Research Project: Drug-Vitamin Interactions Mediated by the Thiamine Transporter, SLC19A3

Location: Obesity and Metabolism Research

Project Number: 2032-51530-025-14-S
Project Type: Non-Assistance Cooperative Agreement

Start Date: Feb 1, 2019
End Date: Apr 30, 2020

Objective:
Recent findings suggest that metformin and other medications commonly used in the overwieght/obese population, can inhibit SLC19A3-mediated intestinal absorption of thiamine resulting in a previously unrecognized drug-vitamin interaction. This drug-vitamin interaction can contribute to thiamine deficiency associated with various diseases present in the obese population, including metformin-induced hyperlactatemia and lactic acidosis. At University of California, San Francisco, efforts will be made to understand the scope of compound classes that can interact with this transporter, and evaluate their efficacy in a humanized mouse model in collaboration with Tufts University.
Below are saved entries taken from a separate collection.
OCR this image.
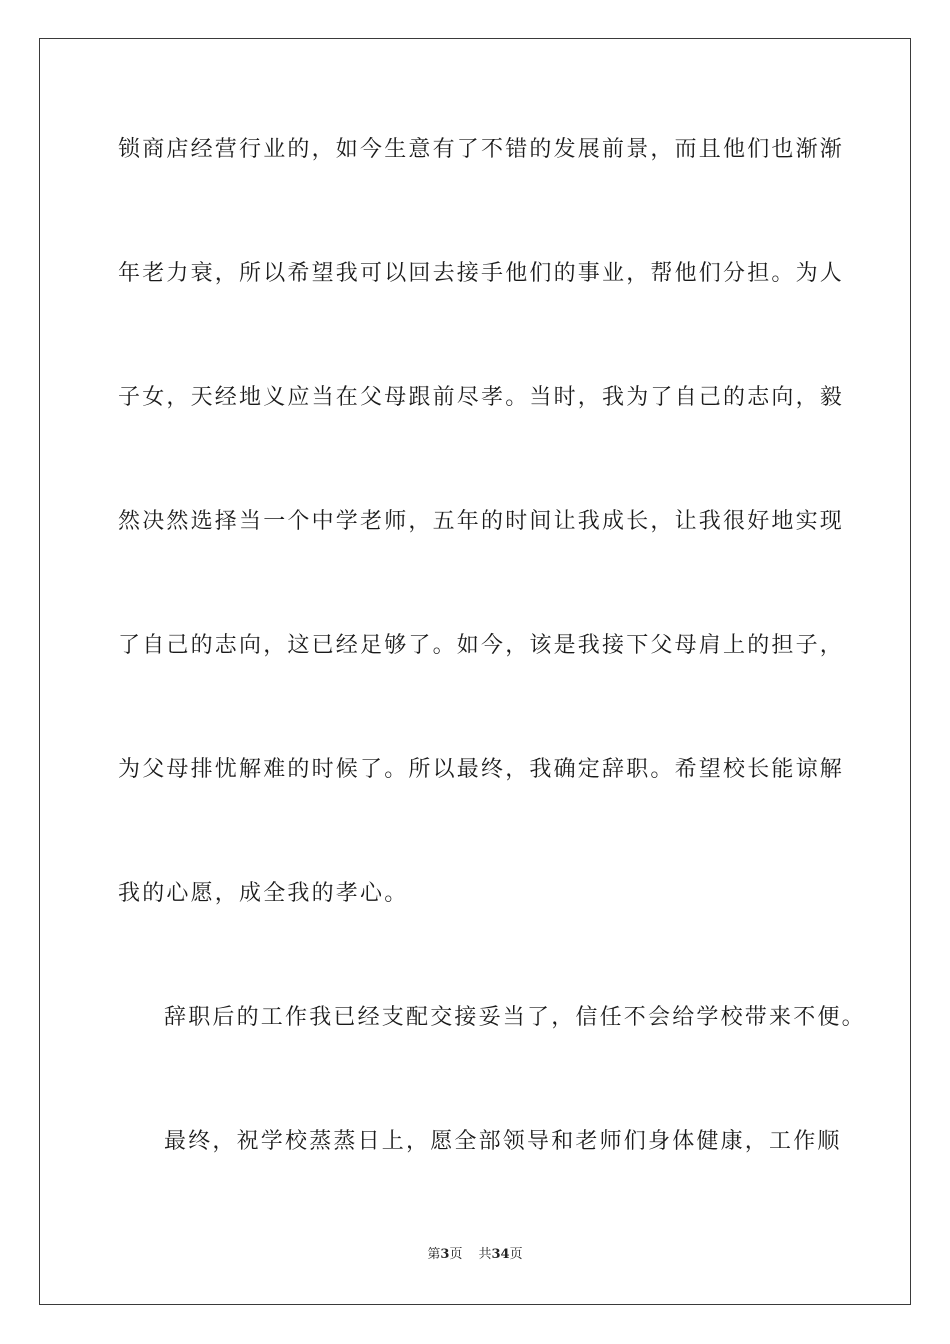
锁商店经营行业的，如今生意有了不错的发展前景，而且他们也渐渐
年老力衰，所以希望我可以回去接手他们的事业，帮他们分担。为人
子女，天经地义应当在父母跟前尽孝。当时，我为了自己的志向，毅
然决然选择当一个中学老师，五年的时间让我成长，让我很好地实现
了自己的志向，这已经足够了。如今，该是我接下父母肩上的担子，
为父母排忧解难的时候了。所以最终，我确定辞职。希望校长能谅解
我的心愿，成全我的孝心。
辞职后的工作我已经支配交接妥当了，信任不会给学校带来不便。
最终，祝学校蒸蒸日上，愿全部领导和老师们身体健康，工作顺
第3页 共34页
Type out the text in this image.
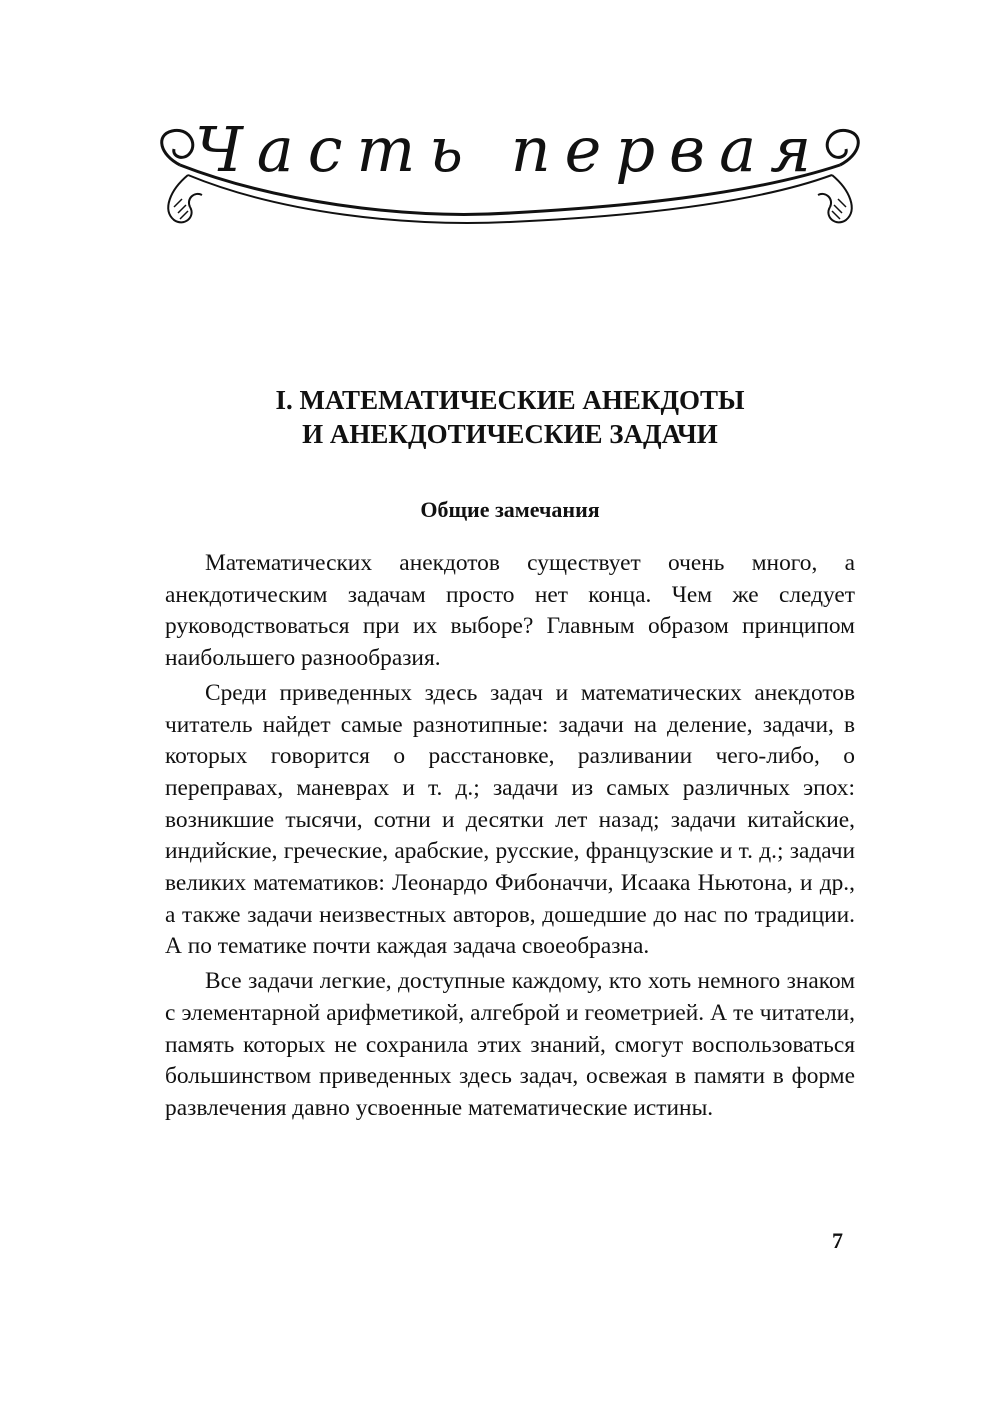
Часть первая
I. МАТЕМАТИЧЕСКИЕ АНЕКДОТЫ
И АНЕКДОТИЧЕСКИЕ ЗАДАЧИ
Общие замечания

Математических анекдотов существует очень много, а анекдотическим задачам просто нет конца. Чем же следует руководствоваться при их выборе? Главным образом принципом наибольшего разнообразия.

Среди приведенных здесь задач и математических анекдотов читатель найдет самые разнотипные: задачи на деление, задачи, в которых говорится о расстановке, разливании чего-либо, о переправах, маневрах и т. д.; задачи из самых различных эпох: возникшие тысячи, сотни и десятки лет назад; задачи китайские, индийские, греческие, арабские, русские, французские и т. д.; задачи великих математиков: Леонардо Фибоначчи, Исаака Ньютона, и др., а также задачи неизвестных авторов, дошедшие до нас по традиции. А по тематике почти каждая задача своеобразна.

Все задачи легкие, доступные каждому, кто хоть немного знаком с элементарной арифметикой, алгеброй и геометрией. А те читатели, память которых не сохранила этих знаний, смогут воспользоваться большинством приведенных здесь задач, освежая в памяти в форме развлечения давно усвоенные математические истины.

7
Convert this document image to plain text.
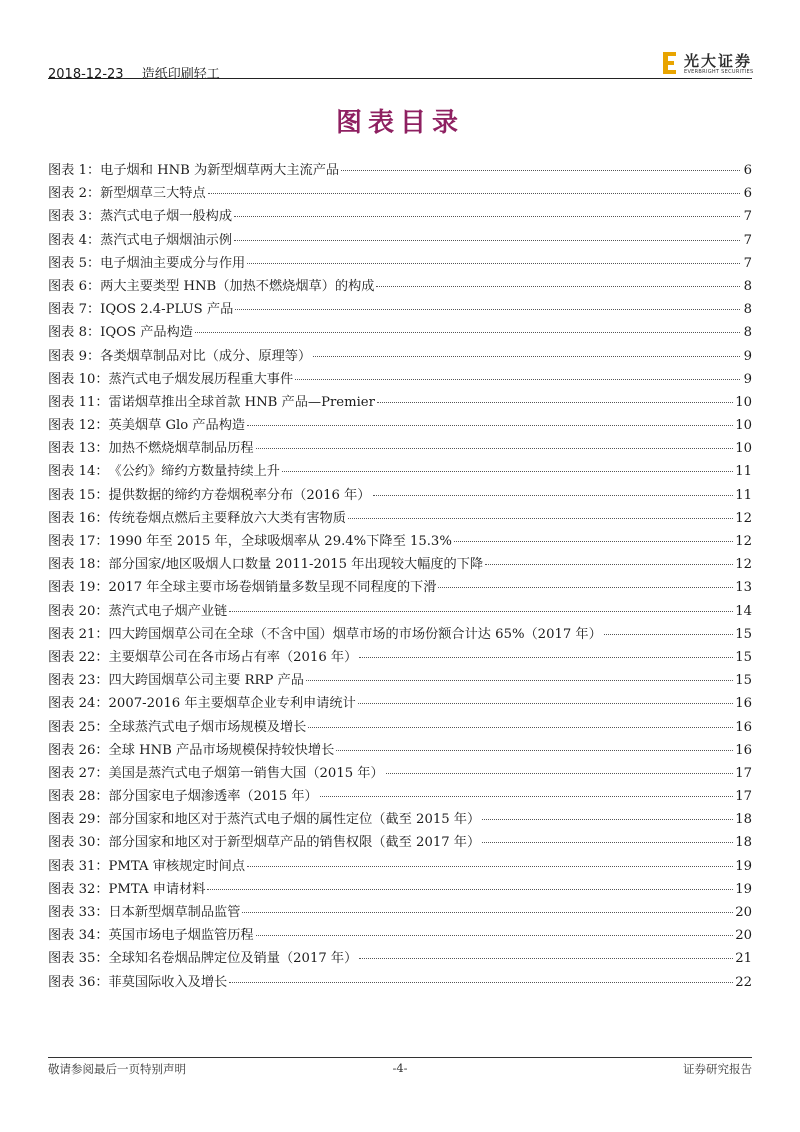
2018-12-23 造纸印刷轻工
光大证券
EVERBRIGHT SECURITIES
图表目录
图表 1 ： 电子烟和 HNB 为新型烟草两大主流产品	6
图表 2 ： 新型烟草三大特点	6
图表 3 ： 蒸汽式电子烟一般构成	7
图表 4 ： 蒸汽式电子烟烟油示例	7
图表 5 ： 电子烟油主要成分与作用	7
图表 6 ： 两大主要类型 HNB（加热不燃烧烟草）的构成	8
图表 7 ： IQOS 2.4-PLUS 产品	8
图表 8 ： IQOS 产品构造	8
图表 9 ： 各类烟草制品对比（成分、原理等）	9
图表 10 ： 蒸汽式电子烟发展历程重大事件	9
图表 11 ： 雷诺烟草推出全球首款 HNB 产品—Premier	10
图表 12 ： 英美烟草 Glo 产品构造	10
图表 13 ： 加热不燃烧烟草制品历程	10
图表 14 ： 《公约》缔约方数量持续上升	11
图表 15 ： 提供数据的缔约方卷烟税率分布（2016 年）	11
图表 16 ： 传统卷烟点燃后主要释放六大类有害物质	12
图表 17 ： 1990 年至 2015 年，全球吸烟率从 29.4%下降至 15.3%	12
图表 18 ： 部分国家/地区吸烟人口数量 2011-2015 年出现较大幅度的下降	12
图表 19 ： 2017 年全球主要市场卷烟销量多数呈现不同程度的下滑	13
图表 20 ： 蒸汽式电子烟产业链	14
图表 21 ： 四大跨国烟草公司在全球（不含中国）烟草市场的市场份额合计达 65%（2017 年）	15
图表 22 ： 主要烟草公司在各市场占有率（2016 年）	15
图表 23 ： 四大跨国烟草公司主要 RRP 产品	15
图表 24 ： 2007-2016 年主要烟草企业专利申请统计	16
图表 25 ： 全球蒸汽式电子烟市场规模及增长	16
图表 26 ： 全球 HNB 产品市场规模保持较快增长	16
图表 27 ： 美国是蒸汽式电子烟第一销售大国（2015 年）	17
图表 28 ： 部分国家电子烟渗透率（2015 年）	17
图表 29 ： 部分国家和地区对于蒸汽式电子烟的属性定位（截至 2015 年）	18
图表 30 ： 部分国家和地区对于新型烟草产品的销售权限（截至 2017 年）	18
图表 31 ： PMTA 审核规定时间点	19
图表 32 ： PMTA 申请材料	19
图表 33 ： 日本新型烟草制品监管	20
图表 34 ： 英国市场电子烟监管历程	20
图表 35 ： 全球知名卷烟品牌定位及销量（2017 年）	21
图表 36 ： 菲莫国际收入及增长	22
敬请参阅最后一页特别声明	-4-	证券研究报告
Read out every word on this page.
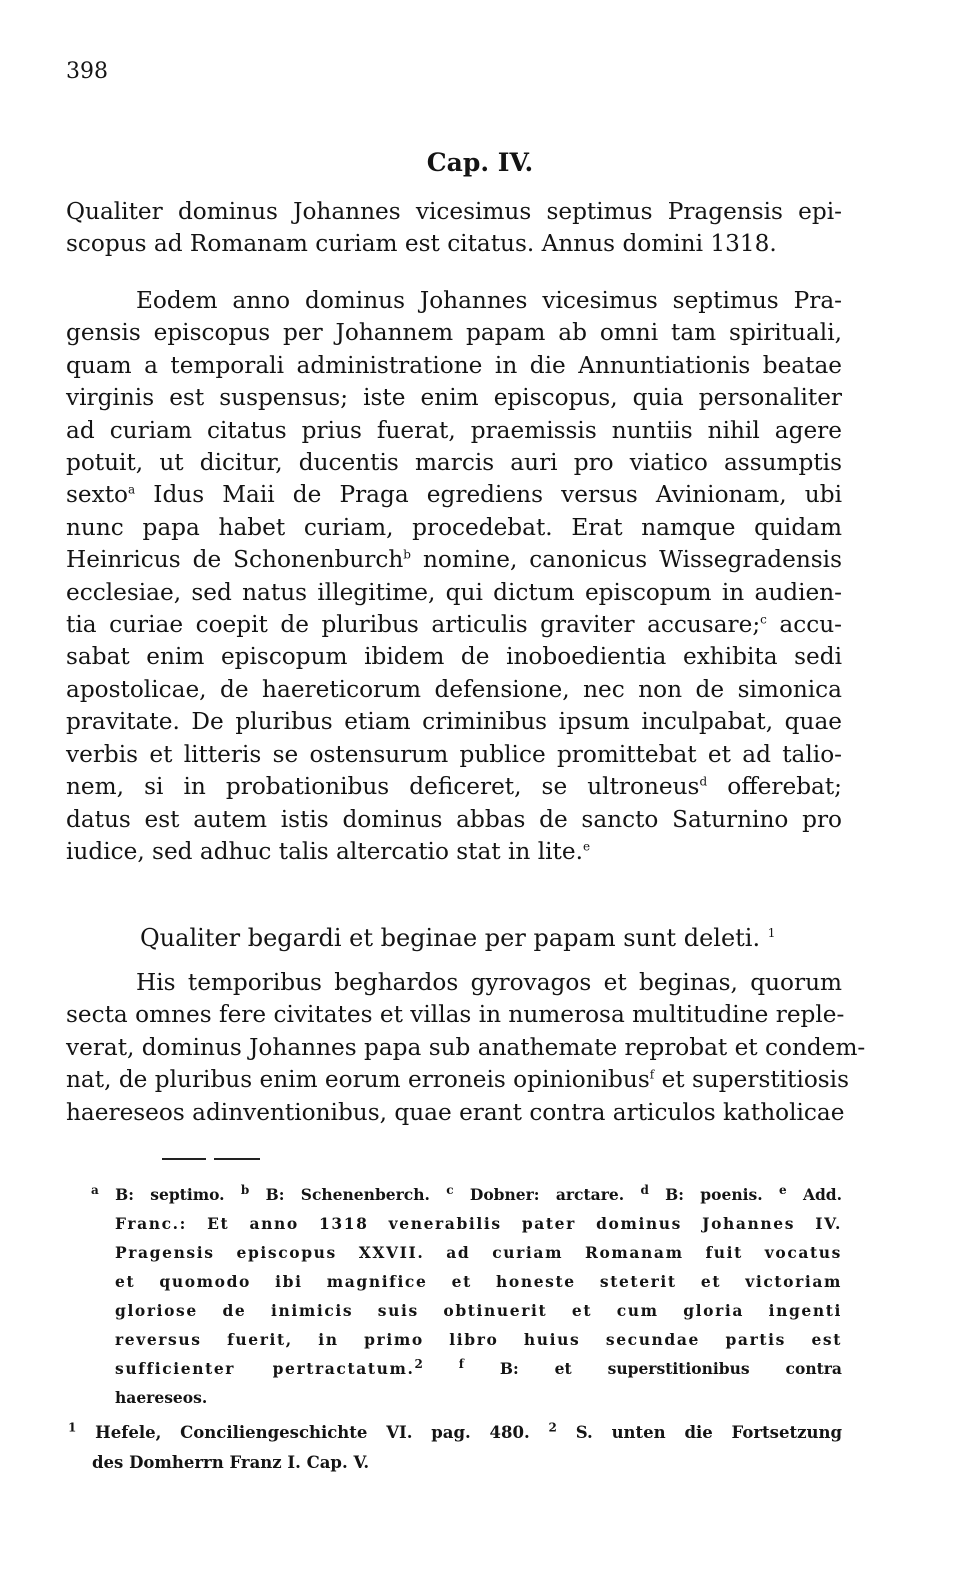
398
Cap. IV.
Qualiter dominus Johannes vicesimus septimus Pragensis epi-
scopus ad Romanam curiam est citatus. Annus domini 1318.
Eodem anno dominus Johannes vicesimus septimus Pra-
gensis episcopus per Johannem papam ab omni tam spirituali,
quam a temporali administratione in die Annuntiationis beatae
virginis est suspensus; iste enim episcopus, quia personaliter
ad curiam citatus prius fuerat, praemissis nuntiis nihil agere
potuit, ut dicitur, ducentis marcis auri pro viatico assumptis
sexto$^a$ Idus Maii de Praga egrediens versus Avinionam, ubi
nunc papa habet curiam, procedebat. Erat namque quidam
Heinricus de Schonenburch$^b$ nomine, canonicus Wissegradensis
ecclesiae, sed natus illegitime, qui dictum episcopum in audien-
tia curiae coepit de pluribus articulis graviter accusare;$^c$ accu-
sabat enim episcopum ibidem de inoboedientia exhibita sedi
apostolicae, de haereticorum defensione, nec non de simonica
pravitate. De pluribus etiam criminibus ipsum inculpabat, quae
verbis et litteris se ostensurum publice promittebat et ad talio-
nem, si in probationibus deficeret, se ultroneus$^d$ offerebat;
datus est autem istis dominus abbas de sancto Saturnino pro
iudice, sed adhuc talis altercatio stat in lite.$^e$
Qualiter begardi et beginae per papam sunt deleti. $^1$
His temporibus beghardos gyrovagos et beginas, quorum
secta omnes fere civitates et villas in numerosa multitudine reple-
verat, dominus Johannes papa sub anathemate reprobat et condem-
nat, de pluribus enim eorum erroneis opinionibus$^f$ et superstitiosis
haereseos adinventionibus, quae erant contra articulos katholicae
$^a$ B: septimo. $^b$ B: Schenenberch. $^c$ Dobner: arctare. $^d$ B: poenis. $^e$ Add.
Franc.: Et anno 1318 venerabilis pater dominus Johannes IV.
Pragensis episcopus XXVII. ad curiam Romanam fuit vocatus
et quomodo ibi magnifice et honeste steterit et victoriam
gloriose de inimicis suis obtinuerit et cum gloria ingenti
reversus fuerit, in primo libro huius secundae partis est
sufficienter pertractatum.$^2$	$^f$ B: et superstitionibus contra
haereseos.
$^1$ Hefele, Conciliengeschichte VI. pag. 480. $^2$ S. unten die Fortsetzung
des Domherrn Franz I. Cap. V.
At the Western Human Nutrition Research Center (WHNRC), targeted profiling of B1 vitamers will be used to evaluate impact on thiamine uptake and metabolism and the variance of this response in healthy individuals, while metabolomics will be used to determine if a pre-deficiency metabolic signature exists which reflects a reduction in the activity of enzymes dependent on thiamine pyrophosphate (TPP), the active metabolite of thiamine.

Approach:
To assess the variability in individual metformin-thiamine interactions, thiamine vitamer pharmacokinetics will be characterized in healthy volunteers. Using a randomized crossover study design in healthy volunteers, (a) determine the effects of metformin on the absorption and disposition of thiamine and its major metabolites and (b) explore metabolic signatures reflecting the activity of TPP-dependent enzymes following administration of thiamine, metformin and thiamine plus metformin. In particular, we will determine the pharmacokinetic properties of thiamine, and its two major metabolites, TMP (thiamine monophosphate), and TPP in healthy volunteers treated with thiamine (orally) alone and thiamine plus metformin. Key metabolites and metabolic ratios associated with TPP-dependent enzymes will be measured.